A data-center play built around contracted capacity


CleanSpark’s stated objective is to broaden its revenue base while leveraging the industrial footprint it already controls. Under the lease terms, a tenant—described by CleanSpark only as an undisclosed “investment-grade global technology company”—will deploy computing infrastructure at the Sandersville site, with phased delivery starting in the fourth quarter of 2027.


Triple-net lease structures typically place more operating-cost responsibilities on the tenant, which can matter to investors focused on predictability. Even so, the timing underscores a central point for the market: this is not a near-term catalyst designed to instantly offset mining volatility. Instead, it is a long-dated demand commitment that can strengthen CleanSpark’s infrastructure narrative as AI compute requirements drive new buildouts.



Why miners are chasing new revenue after the halving


Miners have been under renewed financial strain since the 2024 Bitcoin halving, when block rewards declined and competitive pressure tightened. CleanSpark’s own recent results reflect how sensitive mining economics remain to Bitcoin price movements and operating margins.


In March, the company reported a fiscal second-quarter net loss of $378 million, with nearly 60% attributed to a drop in Bitcoin’s price. Earlier, in February, CleanSpark also sold a portion of its BTC holdings—an indication that liquidity and balance-sheet flexibility continue to play a role in how miners fund operations and expansion plans.


Still, CleanSpark’s approach appears less aggressive than some peers. Cointelegraph previously reported that publicly traded miners sold roughly 15,000 BTC between October and the end of February, even as the sector struggled with margins and liquidity needs. Against that backdrop, CleanSpark has remained a net accumulator while simultaneously exploring ways to monetize its infrastructure beyond mining.



Equities react as the market prices diversification


Tuesday’s announcement translated into immediate stock momentum. CleanSpark shares reached an intraday high of $15.10 before paring gains during the U.S. lunch hour. At the time of reporting, the stock was up about 11%, while the CoinShares Bitcoin Miners ETF (WGMI) was up less than 1%.

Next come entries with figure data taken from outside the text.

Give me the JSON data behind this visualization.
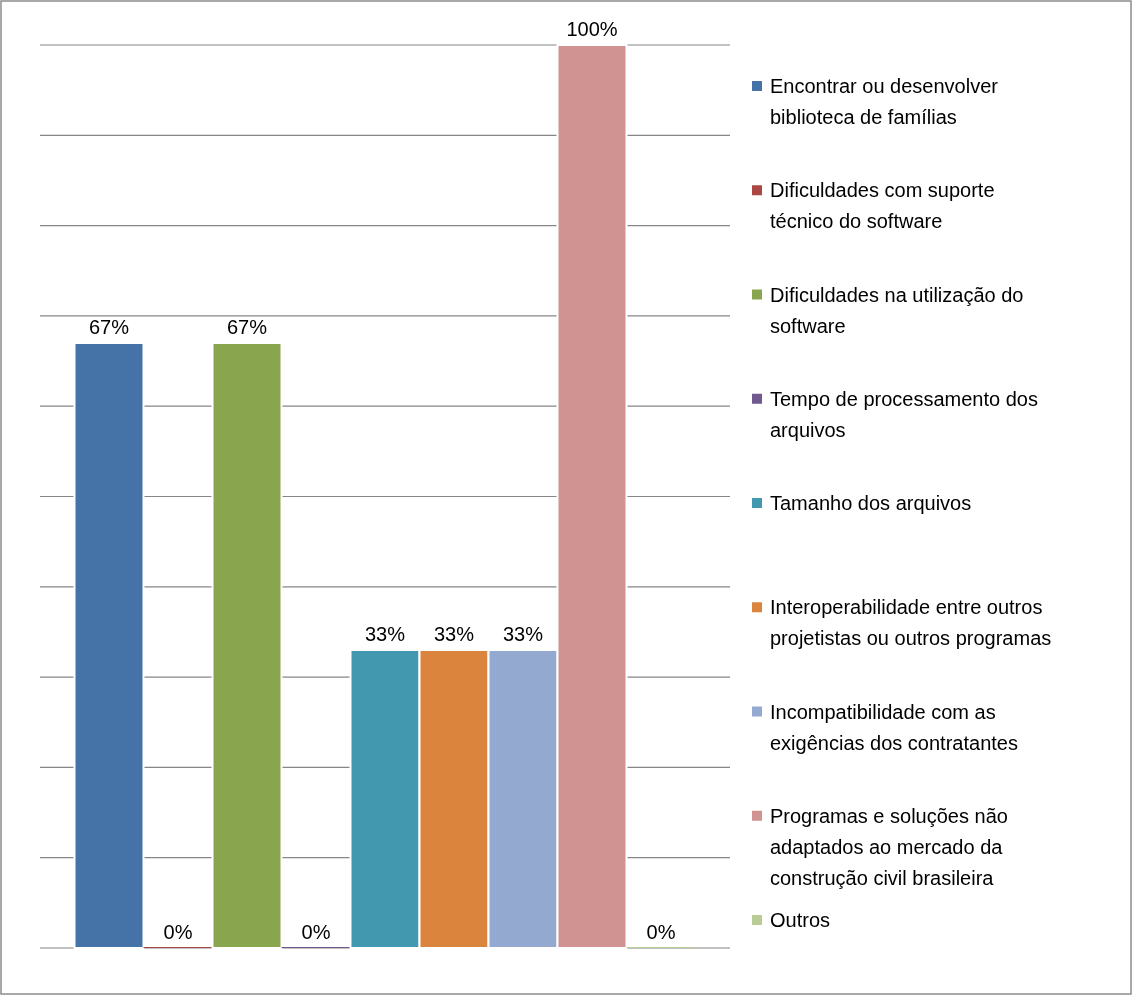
{
  "chart_data": {
    "type": "bar",
    "categories": [
      null
    ],
    "series": [
      {
        "name": "Encontrar ou desenvolver biblioteca de famílias",
        "color": "#4572a7",
        "values": [
          67
        ],
        "value_labels": [
          "67%"
        ]
      },
      {
        "name": "Dificuldades com suporte técnico do software",
        "color": "#aa4643",
        "values": [
          0
        ],
        "value_labels": [
          "0%"
        ]
      },
      {
        "name": "Dificuldades na utilização do software",
        "color": "#89a54e",
        "values": [
          67
        ],
        "value_labels": [
          "67%"
        ]
      },
      {
        "name": "Tempo de processamento dos arquivos",
        "color": "#71588f",
        "values": [
          0
        ],
        "value_labels": [
          "0%"
        ]
      },
      {
        "name": "Tamanho dos arquivos",
        "color": "#4198af",
        "values": [
          33
        ],
        "value_labels": [
          "33%"
        ]
      },
      {
        "name": "Interoperabilidade entre outros projetistas ou outros programas",
        "color": "#db843d",
        "values": [
          33
        ],
        "value_labels": [
          "33%"
        ]
      },
      {
        "name": "Incompatibilidade com as exigências dos contratantes",
        "color": "#93a9cf",
        "values": [
          33
        ],
        "value_labels": [
          "33%"
        ]
      },
      {
        "name": "Programas e soluções não adaptados ao mercado da construção civil brasileira",
        "color": "#d19392",
        "values": [
          100
        ],
        "value_labels": [
          "100%"
        ]
      },
      {
        "name": "Outros",
        "color": "#b9cd96",
        "values": [
          0
        ],
        "value_labels": [
          "0%"
        ]
      }
    ],
    "ylim": [
      0,
      100
    ],
    "yticks": [
      {
        "value": 0,
        "label": null
      },
      {
        "value": 10,
        "label": null
      },
      {
        "value": 20,
        "label": null
      },
      {
        "value": 30,
        "label": null
      },
      {
        "value": 40,
        "label": null
      },
      {
        "value": 50,
        "label": null
      },
      {
        "value": 60,
        "label": null
      },
      {
        "value": 70,
        "label": null
      },
      {
        "value": 80,
        "label": null
      },
      {
        "value": 90,
        "label": null
      },
      {
        "value": 100,
        "label": null
      }
    ],
    "grid": "y",
    "legend": "right"
  }
}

That divergence suggests investors are treating the data-center lease as something more than routine corporate expansion. For equity holders, the appeal is straightforward: contracted infrastructure revenue can, in theory, reduce dependence on the day-to-day volatility of mining economics. It also positions CleanSpark within the broader “digital infrastructure” stack that increasingly benefits from high-performance computing demand.

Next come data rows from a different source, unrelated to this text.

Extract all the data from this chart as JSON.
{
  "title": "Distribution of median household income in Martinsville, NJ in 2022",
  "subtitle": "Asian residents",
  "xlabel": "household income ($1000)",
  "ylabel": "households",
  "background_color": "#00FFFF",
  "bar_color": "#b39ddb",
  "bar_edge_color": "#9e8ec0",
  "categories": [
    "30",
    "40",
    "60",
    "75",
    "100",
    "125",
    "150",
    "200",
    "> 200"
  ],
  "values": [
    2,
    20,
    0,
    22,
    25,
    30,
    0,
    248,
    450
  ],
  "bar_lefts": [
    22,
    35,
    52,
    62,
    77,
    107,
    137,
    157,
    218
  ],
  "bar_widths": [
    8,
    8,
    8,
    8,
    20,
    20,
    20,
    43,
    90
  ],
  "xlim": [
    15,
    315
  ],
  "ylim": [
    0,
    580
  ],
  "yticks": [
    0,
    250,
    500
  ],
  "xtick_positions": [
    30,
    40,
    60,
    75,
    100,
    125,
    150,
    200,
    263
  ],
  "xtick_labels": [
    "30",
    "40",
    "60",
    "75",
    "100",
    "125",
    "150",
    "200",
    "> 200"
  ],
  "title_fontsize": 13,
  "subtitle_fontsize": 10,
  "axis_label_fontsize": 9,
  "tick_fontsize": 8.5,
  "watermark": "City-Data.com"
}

What’s next for CleanSpark and the infrastructure thesis


Even with the long-term lease in place, mining performance and BTC exposure remain central to how the company is valued. CleanSpark is expected to report fiscal Q3 results on Aug. 6, with analyst consensus calling for a loss of $0.25 per share versus earnings of $0.79 in the year-ago period, according to Yahoo Finance. The company has also missed Wall Street estimates in each of the last three quarters.


Going forward, investors will likely watch whether CleanSpark can convert its infrastructure plans into measurable financial improvements over time—while also continuing to manage the impact of Bitcoin price swings and ongoing pressure on miner margins. The lease provides a longer runway, but the key test will be execution: tenant commitments, delivery milestones expected to begin in Q4 2027, and whether the company’s diversification meaningfully cushions future mining results.